Amanhã, alguém adoeceu com covid-19 e as entidades responsáveis pela saúde pública começam a testar os possíveis contactos. O número de infectados vai crescendo. Implementa-se uma operação de testagem massiva, mobilizando recursos escassos e dispendiosos. Os dias passam e os números continuam a aumentar. De repente, da festa de Lagos, o surto era já de 76 casos, depois subiu para 90, e agora são 111 pessoas infectadas. Entretanto, uma trabalha num restaurante, outra numa fábrica, outra numa escola, aquela no hospital. Aqui teme-se pelos doentes internados, já fragilizados por várias patologias e debilidade do sistema imunológico, pelos utentes sempre vulneráveis, pelos funcionários. O restaurante, a fábrica, a escola fecham. Os prejuízos das empresas disparam e o desemprego de muitos torna-se iminente; os alunos, com a data dos exames a aproximar-se, voltam para casa e responderão às perguntas nacionais numa situação de desvantagem em relação a outros. Alguns lares de idosos também são afectados. A preocupação intensifica-se. Afinal, cerca de metade dos milhares de óbitos por covid-19 na União Europeia sacrificaram utentes de lares. Em Lagos as visitas foram suspensas em 13 estruturas sociais, incluindo lares de idosos, unidades de cuidados continuados, lares de jovens e de saúde mental, em oito concelhos.
A crónica de um surto é composta por histórias de doença e sofrimento, de isolamento e tristeza, de desemprego e penúria, de ansiedade, medo e desespero. Como é que um singular acto imponderado pode causar tantos e tão nefastos efeitos? Uma simples leviandade desencadeia uma grave torrente incontrolável de casos que se multiplicam e dispersam exponencialmente. Quem responde por esta terrível sequência de acontecimentos? Parece que a responsabilidade tende a diluir-se ao longo da cadeia de eventos, paradoxalmente, à medida que as consequências se agudizam.

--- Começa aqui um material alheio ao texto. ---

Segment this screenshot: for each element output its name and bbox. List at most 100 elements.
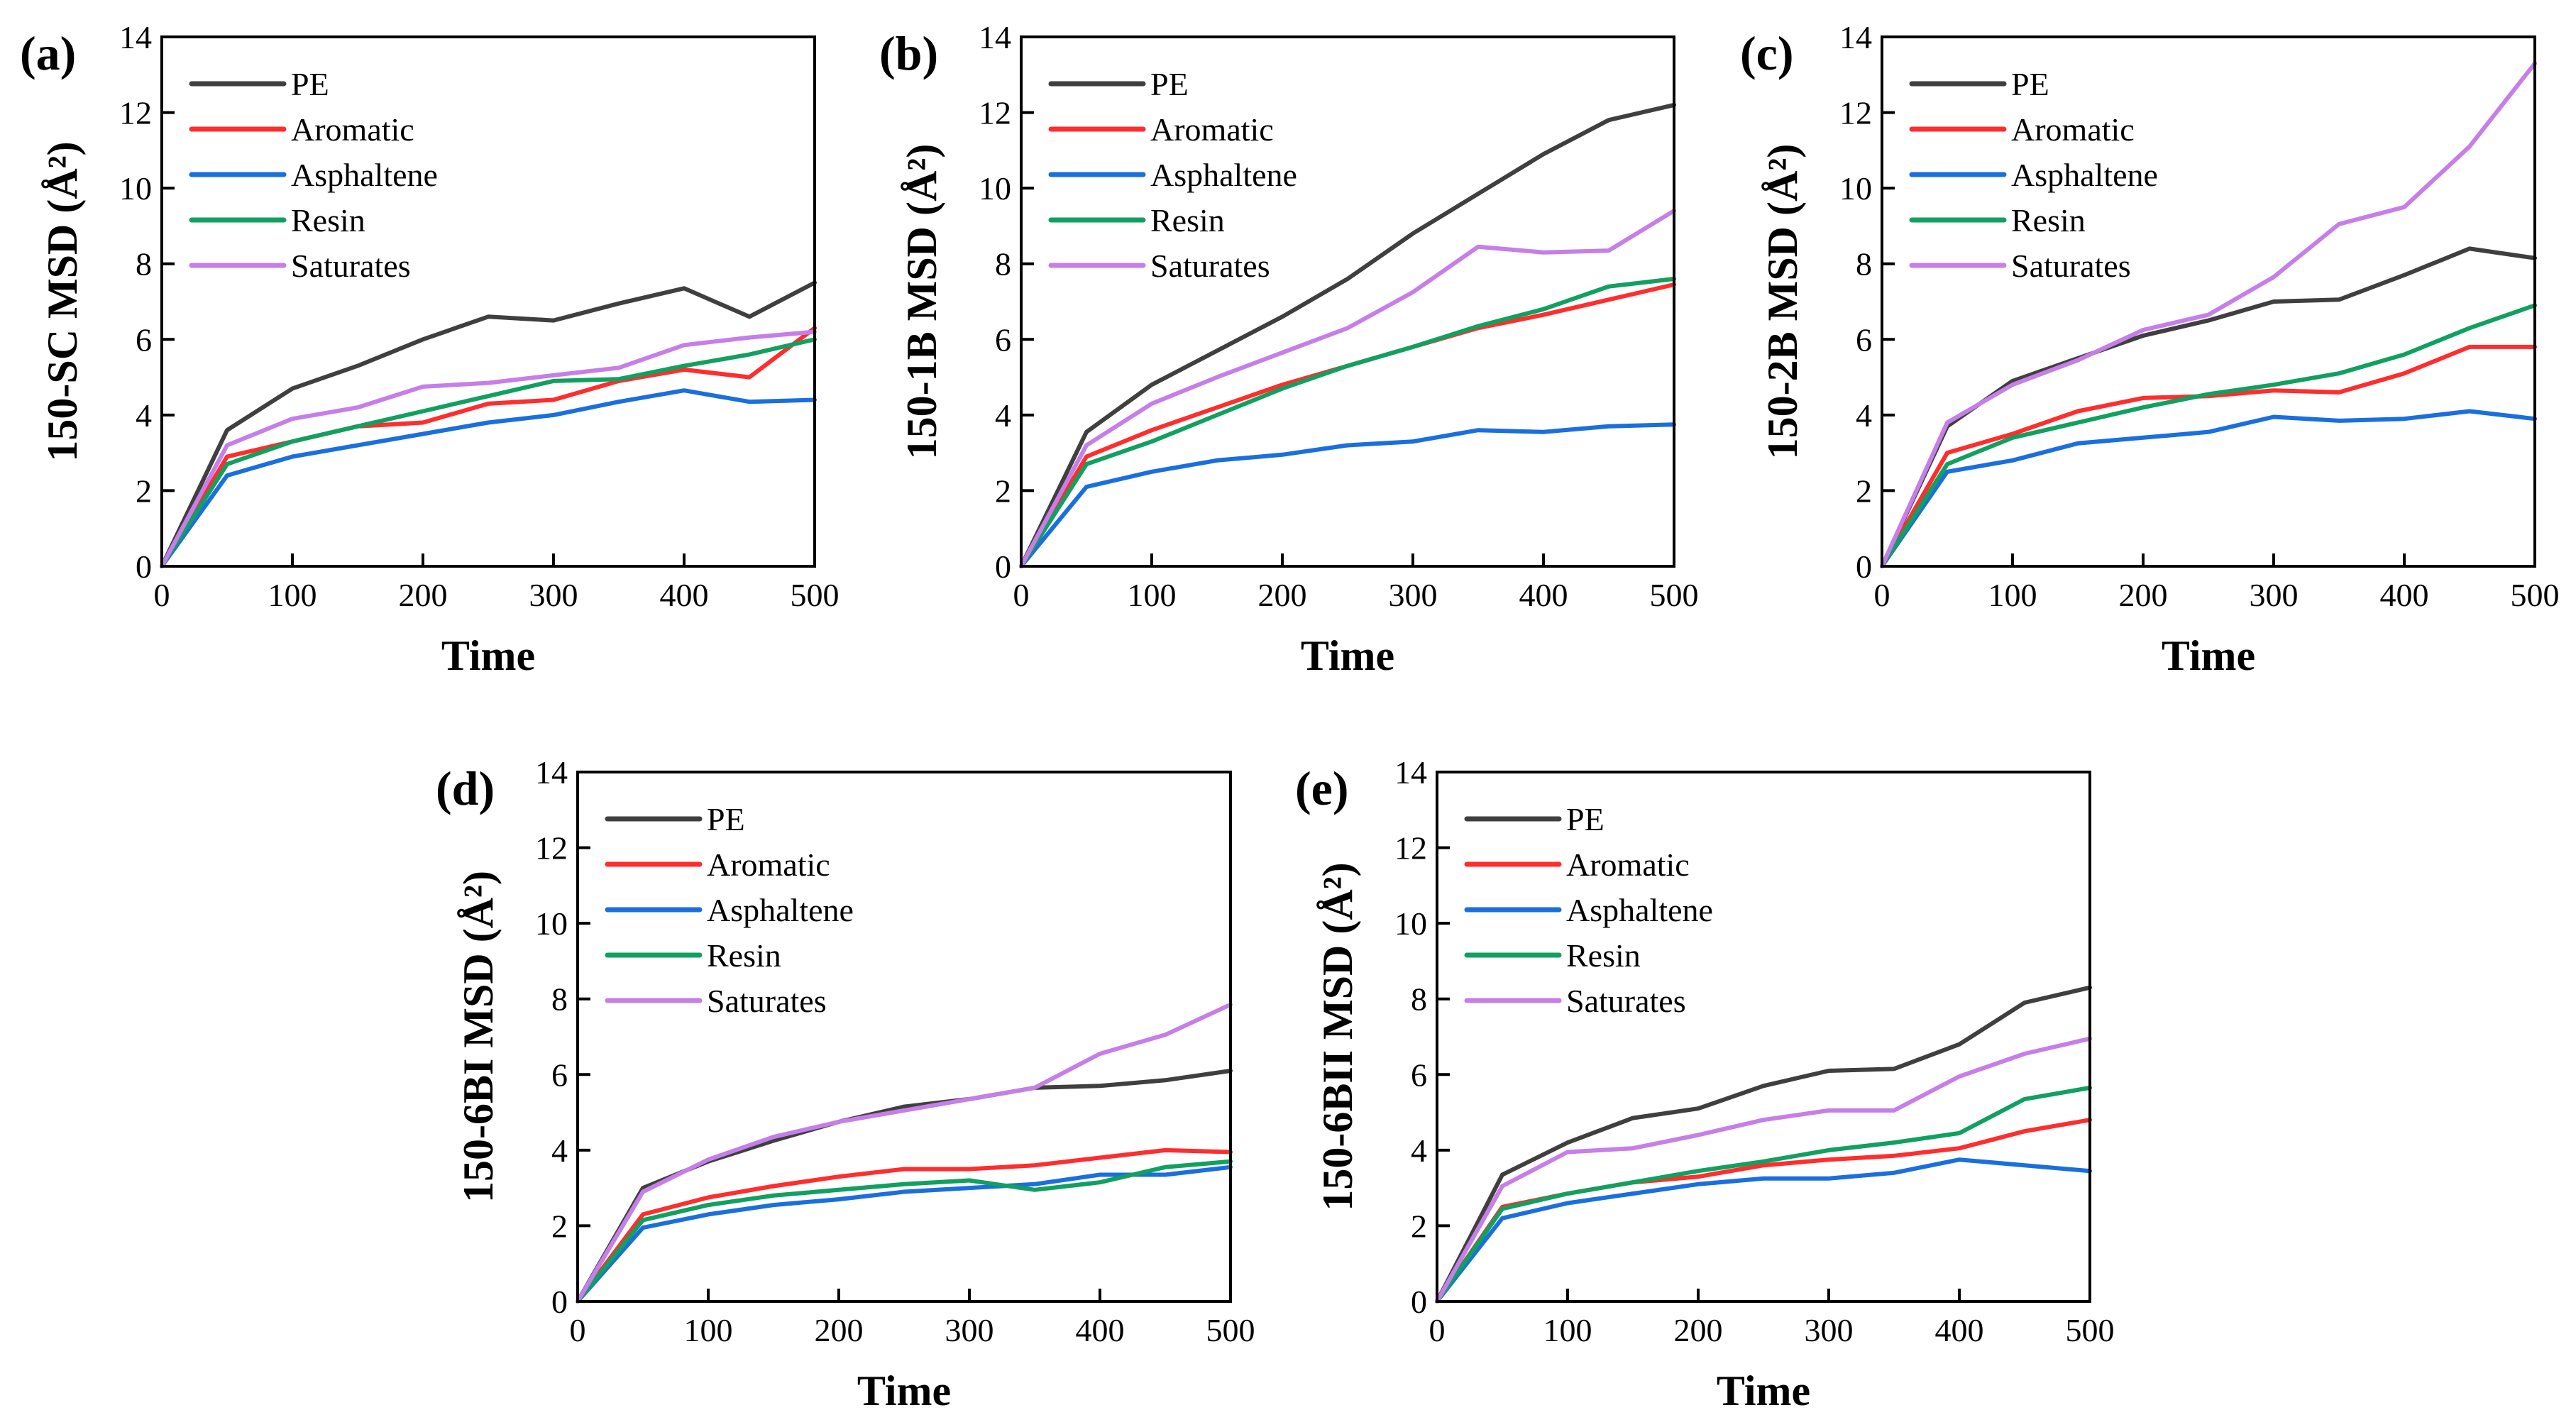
y-tick-label: 12 xyxy=(119,95,152,131)
x-tick-label: 0 xyxy=(1013,577,1030,613)
y-tick-label: 0 xyxy=(995,549,1011,585)
series-line-saturates xyxy=(1880,61,2537,568)
panel-label: (a) xyxy=(20,26,76,80)
series-line-saturates xyxy=(160,329,817,568)
chart-panel-c: 0 100 200 300 400 500 0 2 4 6 8 10 12 14 Time 150-2B MS… xyxy=(1740,19,2560,679)
legend-label-asphaltene: Asphaltene xyxy=(1566,892,1713,928)
x-axis-title: Time xyxy=(1301,632,1394,679)
x-tick-label: 200 xyxy=(1674,1312,1723,1348)
x-tick-label: 300 xyxy=(945,1312,994,1348)
y-tick-label: 8 xyxy=(551,981,568,1018)
series-line-resin xyxy=(1880,303,2537,568)
x-tick-label: 300 xyxy=(1389,577,1438,613)
series-line-aromatic xyxy=(160,326,817,568)
y-tick-label: 6 xyxy=(1856,321,1872,358)
x-tick-label: 500 xyxy=(2511,577,2560,613)
y-axis-title: 150-6BI MSD (Å²) xyxy=(455,871,502,1203)
y-tick-label: 12 xyxy=(979,95,1011,131)
x-tick-label: 100 xyxy=(1128,577,1177,613)
x-tick-label: 300 xyxy=(2250,577,2299,613)
y-tick-label: 2 xyxy=(1411,1208,1427,1244)
x-tick-label: 300 xyxy=(529,577,578,613)
y-tick-label: 8 xyxy=(1411,981,1427,1018)
legend: PE Aromatic Asphaltene Resin Saturates xyxy=(1909,66,2158,284)
panel-label: (d) xyxy=(436,761,495,815)
series-line-resin xyxy=(160,337,817,568)
x-tick-label: 200 xyxy=(815,1312,864,1348)
legend: PE Aromatic Asphaltene Resin Saturates xyxy=(605,801,854,1019)
legend-label-pe: PE xyxy=(291,66,329,102)
y-tick-label: 4 xyxy=(551,1133,568,1169)
plot-frame xyxy=(160,35,816,568)
x-axis-title: Time xyxy=(441,632,535,679)
x-tick-label: 400 xyxy=(1519,577,1568,613)
legend-label-asphaltene: Asphaltene xyxy=(707,892,854,928)
x-tick-label: 400 xyxy=(1076,1312,1125,1348)
legend-label-asphaltene: Asphaltene xyxy=(1150,157,1297,193)
y-tick-label: 2 xyxy=(1856,473,1872,509)
plot-frame xyxy=(1020,35,1675,568)
series-line-asphaltene xyxy=(1880,409,2537,568)
y-tick-label: 12 xyxy=(1394,830,1427,866)
series-line-pe xyxy=(1880,246,2537,568)
legend-label-saturates: Saturates xyxy=(2011,248,2131,284)
chart-panel-d: 0 100 200 300 400 500 0 2 4 6 8 10 12 14 Time 150-6BI M… xyxy=(436,754,1255,1414)
x-tick-label: 500 xyxy=(791,577,840,613)
x-tick-label: 100 xyxy=(684,1312,733,1348)
y-axis-title: 150-1B MSD (Å²) xyxy=(898,144,945,460)
series-line-pe xyxy=(1435,985,2092,1304)
x-tick-label: 100 xyxy=(1543,1312,1592,1348)
legend-label-saturates: Saturates xyxy=(707,983,827,1019)
y-tick-label: 2 xyxy=(551,1208,568,1244)
y-tick-label: 0 xyxy=(551,1284,568,1320)
legend-label-aromatic: Aromatic xyxy=(1566,847,1690,883)
x-tick-label: 400 xyxy=(1935,1312,1984,1348)
legend: PE Aromatic Asphaltene Resin Saturates xyxy=(189,66,438,284)
series-line-pe xyxy=(1019,102,1676,568)
y-tick-label: 14 xyxy=(119,19,152,55)
x-axis-title: Time xyxy=(857,1367,951,1414)
y-tick-label: 12 xyxy=(535,830,568,866)
legend-label-saturates: Saturates xyxy=(1566,983,1686,1019)
panel-label: (c) xyxy=(1740,26,1793,80)
series-line-saturates xyxy=(576,1002,1233,1304)
y-tick-label: 0 xyxy=(1856,549,1872,585)
plot-frame xyxy=(576,771,1232,1303)
series-line-asphaltene xyxy=(160,388,817,568)
legend-label-resin: Resin xyxy=(291,202,365,238)
legend-label-saturates: Saturates xyxy=(291,248,411,284)
x-tick-label: 100 xyxy=(268,577,317,613)
legend-label-aromatic: Aromatic xyxy=(707,847,830,883)
x-tick-label: 200 xyxy=(1258,577,1307,613)
y-tick-label: 14 xyxy=(535,754,568,790)
y-tick-label: 4 xyxy=(1856,397,1872,434)
y-tick-label: 12 xyxy=(1839,95,1872,131)
chart-panel-a: 0 100 200 300 400 500 0 2 4 6 8 10 12 14 Time 150-SC MS… xyxy=(20,19,840,679)
legend-label-aromatic: Aromatic xyxy=(1150,111,1274,148)
x-tick-label: 200 xyxy=(2119,577,2168,613)
y-tick-label: 0 xyxy=(1411,1284,1427,1320)
y-tick-label: 4 xyxy=(995,397,1011,434)
series-line-saturates xyxy=(1019,209,1676,568)
panel-label: (e) xyxy=(1295,761,1348,815)
y-tick-label: 8 xyxy=(136,246,152,282)
y-tick-label: 8 xyxy=(995,246,1011,282)
y-tick-label: 10 xyxy=(119,170,152,206)
legend-label-resin: Resin xyxy=(707,937,781,974)
y-tick-label: 14 xyxy=(1394,754,1427,790)
legend-label-pe: PE xyxy=(707,801,745,837)
y-tick-label: 6 xyxy=(136,321,152,358)
y-tick-label: 10 xyxy=(979,170,1011,206)
x-axis-title: Time xyxy=(1717,1367,1810,1414)
y-axis-title: 150-6BII MSD (Å²) xyxy=(1314,862,1361,1211)
y-tick-label: 10 xyxy=(1839,170,1872,206)
x-tick-label: 0 xyxy=(1429,1312,1446,1348)
x-tick-label: 0 xyxy=(154,577,170,613)
series-line-saturates xyxy=(1435,1036,2092,1304)
x-tick-label: 300 xyxy=(1805,1312,1854,1348)
x-tick-label: 500 xyxy=(1206,1312,1255,1348)
series-line-asphaltene xyxy=(1435,1157,2092,1304)
legend: PE Aromatic Asphaltene Resin Saturates xyxy=(1048,66,1297,284)
y-tick-label: 14 xyxy=(979,19,1011,55)
legend-label-asphaltene: Asphaltene xyxy=(291,157,438,193)
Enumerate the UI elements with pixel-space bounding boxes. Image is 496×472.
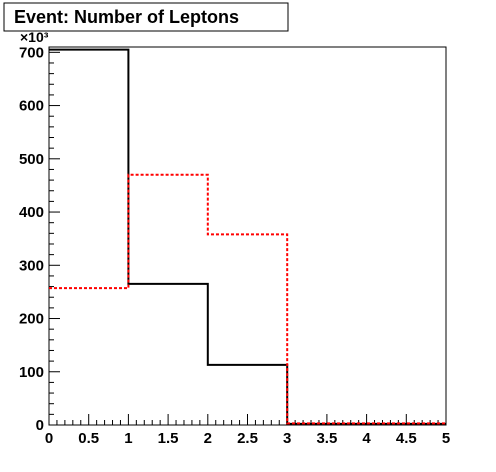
x-tick-label: 4	[362, 430, 371, 447]
x-tick-label: 2.5	[237, 430, 258, 447]
title-frame	[3, 2, 289, 32]
chart-title: Event: Number of Leptons	[14, 7, 239, 27]
x-tick-label: 0.5	[78, 430, 99, 447]
series-layer	[49, 48, 446, 425]
x-tick-label: 4.5	[396, 430, 417, 447]
series-solid-black	[49, 48, 446, 425]
x-tick-label: 0	[45, 430, 53, 447]
y-tick-label: 0	[36, 417, 44, 434]
y-tick-label: 400	[19, 204, 44, 221]
y-scale-label: ×10³	[20, 29, 49, 45]
x-tick-label: 1.5	[158, 430, 179, 447]
plot-frame	[48, 46, 447, 426]
y-tick-label: 200	[19, 311, 44, 328]
x-tick-label: 2	[204, 430, 212, 447]
x-tick-label: 5	[442, 430, 450, 447]
y-tick-label: 300	[19, 257, 44, 274]
title-box: Event: Number of Leptons	[3, 2, 289, 32]
y-tick-label: 100	[19, 364, 44, 381]
series-dotted-red	[49, 173, 446, 425]
y-tick-label: 700	[19, 44, 44, 61]
y-tick-label: 600	[19, 98, 44, 115]
x-tick-label: 3.5	[316, 430, 337, 447]
x-tick-label: 3	[283, 430, 291, 447]
axis-tick-labels: 0 0.5 1 1.5 2 2.5 3 3.5 4 4.5 5 0 100 200 300 400 500 600…	[19, 44, 450, 447]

E entre aqueles 111 infectados, não há grupos etários imunes: 19 são crianças com menos de nove anos e os dois internados têm 27 e 39 anos. Aliás, desde o início do desconfinamento, a 4 de Maio, os novos casos de covid-19 quase duplicaram entre os jovens, tendo crescido cerca de 90% na faixa etária dos dez aos 29 anos. A velha quimera da invulnerabilidade do jovem caducou. E os jovens sofrem também. Os muitos internados, antes perfeitamente saudáveis, apresentam sintomas graves, nomeadamente cardíacos, e após a recuperação tem-se registado fadiga persistente, debilidade geral, susceptibilidade acrescida a doenças virais.
Não entrarei no confronto, muito ideológico além de científico, da interpretação dos números diários de novos infectados ora atribuídos à despreocupação dos jovens, que não evitam os animados amplos convívios, ora à obrigação dos habitantes das periferias de tomar transportes públicos para o trabalho diário. Ambas são pertinentes, apesar de um nível distinto de responsabilidade directamente proporcional à existência de alternativas. Nem tão pouco comentarei a suposta segunda ‘onda’, ou talvez ‘vaga’, ou a mais provável conjectura da infecção estar enraizada na comunidade. O que se perfila irrefutável é mesmo a irrupção de surtos e a responsabilidade humana na sua proliferação. E não adianta aspergir alguns ajuntamentos com uns pingos de legalidade, com o salvo-conduto de ‘políticos’ ou ‘sindicais’ para os imunizar. Por isso, exige-se mais responsabilidade social a todos e qualquer irreverência em acatar as recomendações sanitárias é censurável e injustificável perante a irreverência do vírus, essa sim, escapando totalmente à nossa vontade.